Daarnaast moet de hoeveelheid DS in het gehele voeder op hetzelfde niveau zijn. Voor optimale inkuilomstandigheden mogen de schommelingen in het gehele gewas niet meer dan +/- 5 procent bedragen.1 Dit vereist een zuiver strooibeeld in de schudder of een exacte plaatsing door de kneuzer.
1 Resch, R. (2017): Gefermenteerde voedergewassen Waar zijn de reserves? 44. Veehouderijsymposium 2017, 81-93.
De snijlengte is een compromis tussen voedering voor herkauwers en verdichtingsgeschiktheid.
Hoe korter het materiaal, hoe beter het kan worden verdicht. Tegelijkertijd gaat bij een voedertekort het voor de herkauwer noodzakelijke structuureffect verloren. Voor voldoende kauwactiviteit mag de lengte van de partikels niet minder dan 22 mm bedragen.

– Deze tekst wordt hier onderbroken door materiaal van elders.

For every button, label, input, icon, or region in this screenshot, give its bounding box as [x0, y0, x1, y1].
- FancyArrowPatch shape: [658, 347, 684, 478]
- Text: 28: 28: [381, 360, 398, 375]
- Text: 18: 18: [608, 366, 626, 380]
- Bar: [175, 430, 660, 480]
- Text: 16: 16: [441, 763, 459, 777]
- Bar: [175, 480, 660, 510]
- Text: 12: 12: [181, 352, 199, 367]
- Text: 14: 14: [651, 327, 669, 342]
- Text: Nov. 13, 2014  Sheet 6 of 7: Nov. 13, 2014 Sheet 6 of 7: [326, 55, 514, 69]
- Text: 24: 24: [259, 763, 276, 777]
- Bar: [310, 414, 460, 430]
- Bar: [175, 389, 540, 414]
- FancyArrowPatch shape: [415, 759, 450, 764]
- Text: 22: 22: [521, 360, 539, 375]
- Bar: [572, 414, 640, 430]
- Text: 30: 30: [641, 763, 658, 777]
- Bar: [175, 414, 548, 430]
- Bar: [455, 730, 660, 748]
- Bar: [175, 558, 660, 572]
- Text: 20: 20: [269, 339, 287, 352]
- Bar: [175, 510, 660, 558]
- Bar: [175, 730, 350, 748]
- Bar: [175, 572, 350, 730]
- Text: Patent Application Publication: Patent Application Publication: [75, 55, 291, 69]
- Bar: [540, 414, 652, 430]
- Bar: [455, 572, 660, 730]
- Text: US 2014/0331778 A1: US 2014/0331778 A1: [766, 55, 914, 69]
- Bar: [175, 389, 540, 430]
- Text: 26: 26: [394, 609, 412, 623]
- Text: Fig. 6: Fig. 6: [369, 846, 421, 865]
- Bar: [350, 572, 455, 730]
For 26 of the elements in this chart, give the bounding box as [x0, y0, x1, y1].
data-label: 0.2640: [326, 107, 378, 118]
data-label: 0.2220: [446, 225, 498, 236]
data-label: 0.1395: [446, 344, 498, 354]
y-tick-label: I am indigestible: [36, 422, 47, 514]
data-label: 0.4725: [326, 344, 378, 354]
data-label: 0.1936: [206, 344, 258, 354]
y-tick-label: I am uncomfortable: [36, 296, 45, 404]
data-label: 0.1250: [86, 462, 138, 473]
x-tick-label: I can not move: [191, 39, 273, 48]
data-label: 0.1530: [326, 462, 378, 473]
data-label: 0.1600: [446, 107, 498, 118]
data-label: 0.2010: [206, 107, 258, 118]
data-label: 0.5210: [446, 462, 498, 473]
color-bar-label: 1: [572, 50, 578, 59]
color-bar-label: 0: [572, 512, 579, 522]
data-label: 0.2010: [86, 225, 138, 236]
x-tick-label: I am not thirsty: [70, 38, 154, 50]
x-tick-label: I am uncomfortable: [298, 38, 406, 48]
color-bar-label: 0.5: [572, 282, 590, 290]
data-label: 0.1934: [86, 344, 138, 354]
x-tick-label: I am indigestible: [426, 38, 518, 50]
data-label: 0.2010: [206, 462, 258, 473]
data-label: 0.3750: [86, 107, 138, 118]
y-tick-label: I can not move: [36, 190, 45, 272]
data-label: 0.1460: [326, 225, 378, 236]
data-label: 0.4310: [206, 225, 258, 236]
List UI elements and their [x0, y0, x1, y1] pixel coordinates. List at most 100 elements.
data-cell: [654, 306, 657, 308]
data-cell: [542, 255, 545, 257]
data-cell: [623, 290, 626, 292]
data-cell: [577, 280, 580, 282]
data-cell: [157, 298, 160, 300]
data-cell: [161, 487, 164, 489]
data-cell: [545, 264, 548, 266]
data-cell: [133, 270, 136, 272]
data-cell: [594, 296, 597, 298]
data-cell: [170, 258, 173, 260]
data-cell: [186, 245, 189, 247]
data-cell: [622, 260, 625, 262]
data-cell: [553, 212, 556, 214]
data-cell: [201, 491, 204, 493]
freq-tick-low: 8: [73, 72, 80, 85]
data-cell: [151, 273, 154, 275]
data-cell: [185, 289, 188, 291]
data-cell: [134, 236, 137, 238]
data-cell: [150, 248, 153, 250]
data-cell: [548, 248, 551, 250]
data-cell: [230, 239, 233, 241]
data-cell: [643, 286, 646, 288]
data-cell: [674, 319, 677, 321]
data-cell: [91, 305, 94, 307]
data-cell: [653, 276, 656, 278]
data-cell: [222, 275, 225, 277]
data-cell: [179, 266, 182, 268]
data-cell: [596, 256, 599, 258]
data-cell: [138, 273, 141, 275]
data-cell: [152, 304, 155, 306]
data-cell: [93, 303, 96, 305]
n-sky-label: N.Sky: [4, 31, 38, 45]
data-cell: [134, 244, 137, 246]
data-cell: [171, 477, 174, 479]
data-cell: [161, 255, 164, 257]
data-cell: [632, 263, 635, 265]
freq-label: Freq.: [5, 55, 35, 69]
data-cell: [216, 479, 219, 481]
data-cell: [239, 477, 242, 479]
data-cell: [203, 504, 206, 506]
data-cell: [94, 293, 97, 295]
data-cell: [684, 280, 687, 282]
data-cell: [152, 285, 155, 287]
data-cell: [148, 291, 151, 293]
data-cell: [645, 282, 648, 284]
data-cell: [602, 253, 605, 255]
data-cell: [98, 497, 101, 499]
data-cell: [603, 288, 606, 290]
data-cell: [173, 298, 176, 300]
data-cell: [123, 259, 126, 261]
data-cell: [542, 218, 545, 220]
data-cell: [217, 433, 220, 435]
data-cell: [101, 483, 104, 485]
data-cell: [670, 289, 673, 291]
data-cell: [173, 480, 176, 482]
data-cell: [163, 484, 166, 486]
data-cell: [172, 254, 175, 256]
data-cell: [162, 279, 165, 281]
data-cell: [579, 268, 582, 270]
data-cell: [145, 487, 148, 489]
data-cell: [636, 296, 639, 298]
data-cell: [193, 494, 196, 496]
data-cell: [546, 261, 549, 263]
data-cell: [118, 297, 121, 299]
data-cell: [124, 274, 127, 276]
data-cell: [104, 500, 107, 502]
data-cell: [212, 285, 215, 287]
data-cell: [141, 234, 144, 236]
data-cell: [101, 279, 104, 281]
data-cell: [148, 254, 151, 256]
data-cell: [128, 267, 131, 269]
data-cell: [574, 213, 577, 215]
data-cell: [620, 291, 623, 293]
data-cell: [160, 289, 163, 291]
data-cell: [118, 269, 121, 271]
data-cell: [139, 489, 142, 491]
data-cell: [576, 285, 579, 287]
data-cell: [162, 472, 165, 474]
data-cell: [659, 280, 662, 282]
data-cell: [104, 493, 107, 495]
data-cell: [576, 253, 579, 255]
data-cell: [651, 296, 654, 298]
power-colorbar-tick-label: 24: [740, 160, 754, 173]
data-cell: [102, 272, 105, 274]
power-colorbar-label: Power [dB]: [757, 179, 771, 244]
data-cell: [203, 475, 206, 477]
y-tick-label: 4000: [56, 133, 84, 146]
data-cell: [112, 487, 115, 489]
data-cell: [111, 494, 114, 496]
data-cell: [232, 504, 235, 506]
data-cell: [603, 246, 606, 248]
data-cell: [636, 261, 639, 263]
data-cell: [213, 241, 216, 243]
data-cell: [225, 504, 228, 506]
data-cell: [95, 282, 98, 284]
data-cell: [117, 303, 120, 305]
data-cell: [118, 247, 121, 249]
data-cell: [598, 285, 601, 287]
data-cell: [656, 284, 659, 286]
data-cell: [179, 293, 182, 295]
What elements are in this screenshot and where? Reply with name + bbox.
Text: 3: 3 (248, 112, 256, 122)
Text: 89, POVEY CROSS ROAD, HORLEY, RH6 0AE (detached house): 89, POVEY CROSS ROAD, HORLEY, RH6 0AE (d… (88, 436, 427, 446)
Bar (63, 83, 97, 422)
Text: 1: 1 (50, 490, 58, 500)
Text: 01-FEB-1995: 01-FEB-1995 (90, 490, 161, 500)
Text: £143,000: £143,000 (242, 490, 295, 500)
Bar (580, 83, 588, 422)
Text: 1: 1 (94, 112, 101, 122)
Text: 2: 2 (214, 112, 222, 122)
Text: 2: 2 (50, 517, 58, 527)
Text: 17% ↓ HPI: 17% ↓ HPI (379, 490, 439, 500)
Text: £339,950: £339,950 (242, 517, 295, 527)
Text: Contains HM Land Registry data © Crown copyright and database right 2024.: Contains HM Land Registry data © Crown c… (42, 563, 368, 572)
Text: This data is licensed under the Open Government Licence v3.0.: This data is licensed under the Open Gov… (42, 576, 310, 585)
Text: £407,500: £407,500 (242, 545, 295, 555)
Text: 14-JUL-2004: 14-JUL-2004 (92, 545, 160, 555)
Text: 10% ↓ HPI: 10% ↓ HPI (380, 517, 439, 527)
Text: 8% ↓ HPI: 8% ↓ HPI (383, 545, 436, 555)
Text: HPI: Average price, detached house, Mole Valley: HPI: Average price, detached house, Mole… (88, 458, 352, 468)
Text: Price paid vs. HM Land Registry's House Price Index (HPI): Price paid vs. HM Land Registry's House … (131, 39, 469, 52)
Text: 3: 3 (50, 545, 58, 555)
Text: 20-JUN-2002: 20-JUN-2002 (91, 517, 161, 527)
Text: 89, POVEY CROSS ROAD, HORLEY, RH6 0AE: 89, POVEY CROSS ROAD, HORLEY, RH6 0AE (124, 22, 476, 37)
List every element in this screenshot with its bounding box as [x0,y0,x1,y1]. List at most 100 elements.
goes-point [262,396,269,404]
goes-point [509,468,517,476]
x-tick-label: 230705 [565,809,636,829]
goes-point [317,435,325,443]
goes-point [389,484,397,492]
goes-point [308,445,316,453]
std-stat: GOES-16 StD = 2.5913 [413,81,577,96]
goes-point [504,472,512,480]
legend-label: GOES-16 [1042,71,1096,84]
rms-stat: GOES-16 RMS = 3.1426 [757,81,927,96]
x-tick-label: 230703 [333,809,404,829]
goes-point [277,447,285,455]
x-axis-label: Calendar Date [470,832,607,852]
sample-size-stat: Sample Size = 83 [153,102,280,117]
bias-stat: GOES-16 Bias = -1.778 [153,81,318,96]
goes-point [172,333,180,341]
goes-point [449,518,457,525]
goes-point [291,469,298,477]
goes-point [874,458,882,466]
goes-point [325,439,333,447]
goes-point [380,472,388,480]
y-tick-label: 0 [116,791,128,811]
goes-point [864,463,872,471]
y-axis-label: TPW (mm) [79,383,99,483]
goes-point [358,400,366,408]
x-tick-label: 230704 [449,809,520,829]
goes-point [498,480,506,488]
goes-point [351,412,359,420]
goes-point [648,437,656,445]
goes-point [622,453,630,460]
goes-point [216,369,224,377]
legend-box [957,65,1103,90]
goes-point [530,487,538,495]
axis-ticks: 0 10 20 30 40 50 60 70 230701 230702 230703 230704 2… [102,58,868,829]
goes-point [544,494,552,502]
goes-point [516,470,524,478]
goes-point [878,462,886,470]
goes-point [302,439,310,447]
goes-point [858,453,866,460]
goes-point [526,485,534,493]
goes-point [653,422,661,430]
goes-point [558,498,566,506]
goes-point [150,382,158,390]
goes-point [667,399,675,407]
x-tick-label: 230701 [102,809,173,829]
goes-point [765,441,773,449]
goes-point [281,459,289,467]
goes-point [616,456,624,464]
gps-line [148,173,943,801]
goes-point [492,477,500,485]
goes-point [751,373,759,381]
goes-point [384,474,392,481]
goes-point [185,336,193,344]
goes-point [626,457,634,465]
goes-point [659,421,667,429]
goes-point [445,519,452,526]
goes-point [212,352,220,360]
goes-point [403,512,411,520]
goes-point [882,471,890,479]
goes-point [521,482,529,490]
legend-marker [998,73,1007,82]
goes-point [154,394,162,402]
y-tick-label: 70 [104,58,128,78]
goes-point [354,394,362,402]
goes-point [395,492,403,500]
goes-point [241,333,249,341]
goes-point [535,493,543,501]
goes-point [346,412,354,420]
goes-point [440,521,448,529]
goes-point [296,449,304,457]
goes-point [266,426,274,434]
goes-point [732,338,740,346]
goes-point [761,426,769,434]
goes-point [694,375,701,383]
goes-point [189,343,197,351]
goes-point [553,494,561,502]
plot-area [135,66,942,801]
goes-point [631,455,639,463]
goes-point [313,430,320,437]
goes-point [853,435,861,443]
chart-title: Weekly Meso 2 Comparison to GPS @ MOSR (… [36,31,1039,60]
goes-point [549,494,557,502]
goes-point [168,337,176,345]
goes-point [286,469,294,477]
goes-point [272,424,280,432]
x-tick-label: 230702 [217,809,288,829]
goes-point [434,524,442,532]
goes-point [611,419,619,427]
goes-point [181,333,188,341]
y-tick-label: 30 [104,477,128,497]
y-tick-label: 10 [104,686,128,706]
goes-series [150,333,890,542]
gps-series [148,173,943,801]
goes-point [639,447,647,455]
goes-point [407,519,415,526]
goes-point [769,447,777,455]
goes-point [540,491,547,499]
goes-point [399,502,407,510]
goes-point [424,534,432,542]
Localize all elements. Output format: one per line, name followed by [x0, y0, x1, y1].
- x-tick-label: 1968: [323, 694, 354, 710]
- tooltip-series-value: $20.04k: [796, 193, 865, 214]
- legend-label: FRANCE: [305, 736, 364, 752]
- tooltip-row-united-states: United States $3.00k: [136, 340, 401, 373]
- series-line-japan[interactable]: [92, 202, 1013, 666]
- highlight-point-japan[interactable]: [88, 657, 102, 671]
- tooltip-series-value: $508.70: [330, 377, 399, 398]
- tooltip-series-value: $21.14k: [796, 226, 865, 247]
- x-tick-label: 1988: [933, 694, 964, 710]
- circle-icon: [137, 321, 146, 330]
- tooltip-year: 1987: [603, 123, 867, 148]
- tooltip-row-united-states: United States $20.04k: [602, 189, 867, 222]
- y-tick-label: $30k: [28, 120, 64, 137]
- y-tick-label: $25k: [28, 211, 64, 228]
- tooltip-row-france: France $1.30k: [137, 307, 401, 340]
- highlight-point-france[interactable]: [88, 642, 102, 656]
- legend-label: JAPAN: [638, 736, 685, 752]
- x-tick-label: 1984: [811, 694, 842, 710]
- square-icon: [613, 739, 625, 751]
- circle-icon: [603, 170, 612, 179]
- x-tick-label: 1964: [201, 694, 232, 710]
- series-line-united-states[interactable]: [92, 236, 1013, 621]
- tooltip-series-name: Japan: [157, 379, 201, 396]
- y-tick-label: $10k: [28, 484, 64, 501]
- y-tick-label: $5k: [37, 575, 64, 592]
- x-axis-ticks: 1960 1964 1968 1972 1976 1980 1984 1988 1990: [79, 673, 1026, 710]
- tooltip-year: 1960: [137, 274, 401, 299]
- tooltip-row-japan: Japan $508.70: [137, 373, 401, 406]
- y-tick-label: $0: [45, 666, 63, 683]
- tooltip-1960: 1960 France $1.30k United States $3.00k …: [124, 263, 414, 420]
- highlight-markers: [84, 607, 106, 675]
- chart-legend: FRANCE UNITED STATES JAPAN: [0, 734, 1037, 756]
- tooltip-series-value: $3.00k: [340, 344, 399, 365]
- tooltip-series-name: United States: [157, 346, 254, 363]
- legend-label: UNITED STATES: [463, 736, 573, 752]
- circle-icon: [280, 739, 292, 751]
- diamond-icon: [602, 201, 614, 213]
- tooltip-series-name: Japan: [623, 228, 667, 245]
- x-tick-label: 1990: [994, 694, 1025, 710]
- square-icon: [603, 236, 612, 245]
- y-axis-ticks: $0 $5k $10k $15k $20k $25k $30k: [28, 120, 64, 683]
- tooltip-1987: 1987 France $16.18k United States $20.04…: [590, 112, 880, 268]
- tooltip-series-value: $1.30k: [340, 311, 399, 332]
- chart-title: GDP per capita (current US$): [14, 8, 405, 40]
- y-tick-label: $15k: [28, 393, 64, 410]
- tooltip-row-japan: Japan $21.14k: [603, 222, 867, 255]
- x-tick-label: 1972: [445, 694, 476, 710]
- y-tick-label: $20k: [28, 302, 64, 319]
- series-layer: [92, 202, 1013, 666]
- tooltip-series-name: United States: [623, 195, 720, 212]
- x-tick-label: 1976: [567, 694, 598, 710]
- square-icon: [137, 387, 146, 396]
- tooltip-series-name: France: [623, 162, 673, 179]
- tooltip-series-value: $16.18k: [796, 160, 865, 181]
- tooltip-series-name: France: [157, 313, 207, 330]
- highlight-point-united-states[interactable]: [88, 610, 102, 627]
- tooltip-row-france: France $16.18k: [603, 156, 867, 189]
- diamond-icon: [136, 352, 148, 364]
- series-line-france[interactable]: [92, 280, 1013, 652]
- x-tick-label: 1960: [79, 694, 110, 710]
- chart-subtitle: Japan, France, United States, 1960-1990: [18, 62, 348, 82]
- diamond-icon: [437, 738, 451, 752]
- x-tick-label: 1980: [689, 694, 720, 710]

Om selectie van het voeder aan het voederhek te voorkomen, moet de lengte van de partikels uniform zijn. Daarom is een constante maaikwaliteit van cruciaal belang. Hierdoor worden te lange deeltjes tot een minimum beperkt, wordt de samendrukbaarheid van de kuil aanzienlijk vergroot en wordt selectie door de dieren voorkomen. Vanuit macro-economisch oogpunt moet dit principe steeds worden toegepast: Zo kort als nodig, zo lang als mogelijk.